I paused and lifted my eyes. “Yes.” We both stood still and watched. “It seems so obvious now.”

This corner of the sky had become infatuated with Apollo’s glory, gathering in all the sun had to give, embracing its heat and light and energetic particles until the atmosphere itself had grown heavy with mineral fire, a golden fervor that flowed above us. Then here and there it burst forth to share its treasure with the earth, a passionate outpouring of joy gushing down to form radiant mountain peaks born of sunlight and love.

Of course, no one had discovered this earlier.

The drone that was first sent here to investigate lacked any devices able to sense the emotional interplay of earth and sky and stars, which has been going on for eons. That’s what eluded the geophysicists and meteorologists who pored over the data the drone obediently delivered. Only by standing under the sky could one understand the celestial phenomenon that had baffled science.

“I guess we can turn these things off,” you said. “We won’t be needing them.” 

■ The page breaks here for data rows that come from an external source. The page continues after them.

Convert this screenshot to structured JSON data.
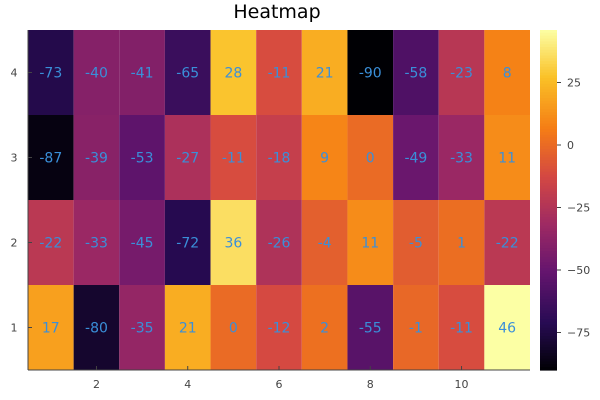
{
  "chart_data": {
    "type": "heatmap",
    "title": "Heatmap",
    "x": [
      1,
      2,
      3,
      4,
      5,
      6,
      7,
      8,
      9,
      10,
      11
    ],
    "y": [
      1,
      2,
      3,
      4
    ],
    "x_ticks": [
      2,
      4,
      6,
      8,
      10
    ],
    "y_ticks": [
      1,
      2,
      3,
      4
    ],
    "xlim": [
      0.5,
      11.5
    ],
    "ylim": [
      0.5,
      4.5
    ],
    "values": [
      [
        17,
        -80,
        -35,
        21,
        0,
        -12,
        2,
        -55,
        -1,
        -11,
        46
      ],
      [
        -22,
        -33,
        -45,
        -72,
        36,
        -26,
        -4,
        11,
        -5,
        1,
        -22
      ],
      [
        -87,
        -39,
        -53,
        -27,
        -11,
        -18,
        9,
        0,
        -49,
        -33,
        11
      ],
      [
        -73,
        -40,
        -41,
        -65,
        28,
        -11,
        21,
        -90,
        -58,
        -23,
        8
      ]
    ],
    "colorbar": {
      "min": -90,
      "max": 46,
      "ticks": [
        -75,
        -50,
        -25,
        0,
        25
      ],
      "colormap": "inferno"
    },
    "label_color": "#3a8fd9",
    "grid": false,
    "legend": "colorbar-right"
  }
}
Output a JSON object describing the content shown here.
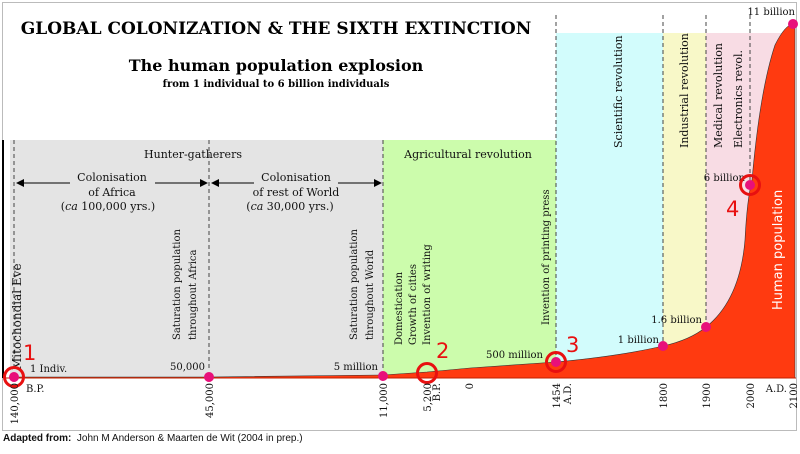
{
  "title": "GLOBAL COLONIZATION & THE SIXTH EXTINCTION",
  "subtitle": "The human population explosion",
  "subsubtitle": "from 1 individual to 6 billion individuals",
  "colors": {
    "hunter": "#e4e4e4",
    "agri": "#ccfcac",
    "sci": "#d2fcfc",
    "ind": "#f8f8c8",
    "med": "#f8dce4",
    "population": "#ff3a10",
    "point": "#e8107a",
    "marker": "#e81010"
  },
  "eras": [
    {
      "label": "Hunter-gatherers"
    },
    {
      "label": "Agricultural revolution"
    },
    {
      "label": "Scientific revolution"
    },
    {
      "label": "Industrial revolution"
    },
    {
      "label": "Medical revolution"
    },
    {
      "label": "Electronics revol."
    }
  ],
  "spans": [
    {
      "line1": "Colonisation",
      "line2": "of Africa",
      "line3_prefix": "ca",
      "line3": " 100,000 yrs.)"
    },
    {
      "line1": "Colonisation",
      "line2": "of rest of World",
      "line3_prefix": "ca",
      "line3": " 30,000 yrs.)"
    }
  ],
  "events": [
    {
      "label": "Mitochondial Eve"
    },
    {
      "label": "Saturation population",
      "label2": "throughout Africa"
    },
    {
      "label": "Saturation population",
      "label2": "throughout World"
    },
    {
      "label": "Domestication",
      "label2": "Growth of cities",
      "label3": "Invention of writing"
    },
    {
      "label": "Invention of printing press"
    }
  ],
  "population_label": "Human population",
  "chart_data": {
    "type": "area",
    "x_ticks": [
      "140,000",
      "45,000",
      "11,000",
      "5,200",
      "0",
      "1454",
      "1800",
      "1900",
      "2000",
      "2100"
    ],
    "era_labels": [
      "B.P.",
      "B.P.",
      "A.D.",
      "A.D."
    ],
    "points": [
      {
        "time": "140,000 B.P.",
        "label": "1 Indiv.",
        "value": 1
      },
      {
        "time": "45,000 B.P.",
        "label": "50,000",
        "value": 50000
      },
      {
        "time": "11,000 B.P.",
        "label": "5 million",
        "value": 5000000
      },
      {
        "time": "1454 A.D.",
        "label": "500 million",
        "value": 500000000
      },
      {
        "time": "1800 A.D.",
        "label": "1 billion",
        "value": 1000000000
      },
      {
        "time": "1900 A.D.",
        "label": "1.6 billion",
        "value": 1600000000
      },
      {
        "time": "2000 A.D.",
        "label": "6 billion",
        "value": 6000000000
      },
      {
        "time": "2100 A.D.",
        "label": "11 billion",
        "value": 11000000000
      }
    ],
    "markers": [
      "1",
      "2",
      "3",
      "4"
    ]
  },
  "footer": {
    "label": "Adapted from:",
    "text": "John M Anderson & Maarten de Wit (2004 in prep.)"
  }
}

“Right. Might as well save the batteries.”

We had hauled the carefully-calibrated equipment all this way for nothing. But at least we could write up a decent report. This wasn’t a dangerous anomaly or ecological disaster, inhospitable though it may be to life. This was simply the wild delirium of planets and stars at play. 

We sat down to enjoy the scene for a while. We couldn’t fully appreciate the sky’s rapture, but like these mountains, we too were born of sunlight, in a way — and certainly made of cosmic dust, as any astronomer would acknowledge. I took a few notes as another peak flowed into existence out near the horizon.

Our conclusion: No one would be building condos here anytime soon. Though it was a suitable location for an impenetrable fortress.

“If I were an evil wizard,” I said as we were packing up to go, “I’d put my magic castle at the top of that peak. Wouldn’t have to worry about unexpected visitors. Air conditioning might get expensive, though.”

“No, I’m thinking it would make a perfect spot for a dragon’s lair. Nice place to raise the little ones.”

I suggested that my wizard might like having your dragons around. You said that would be lovely. 

We didn’t put those insights in our report.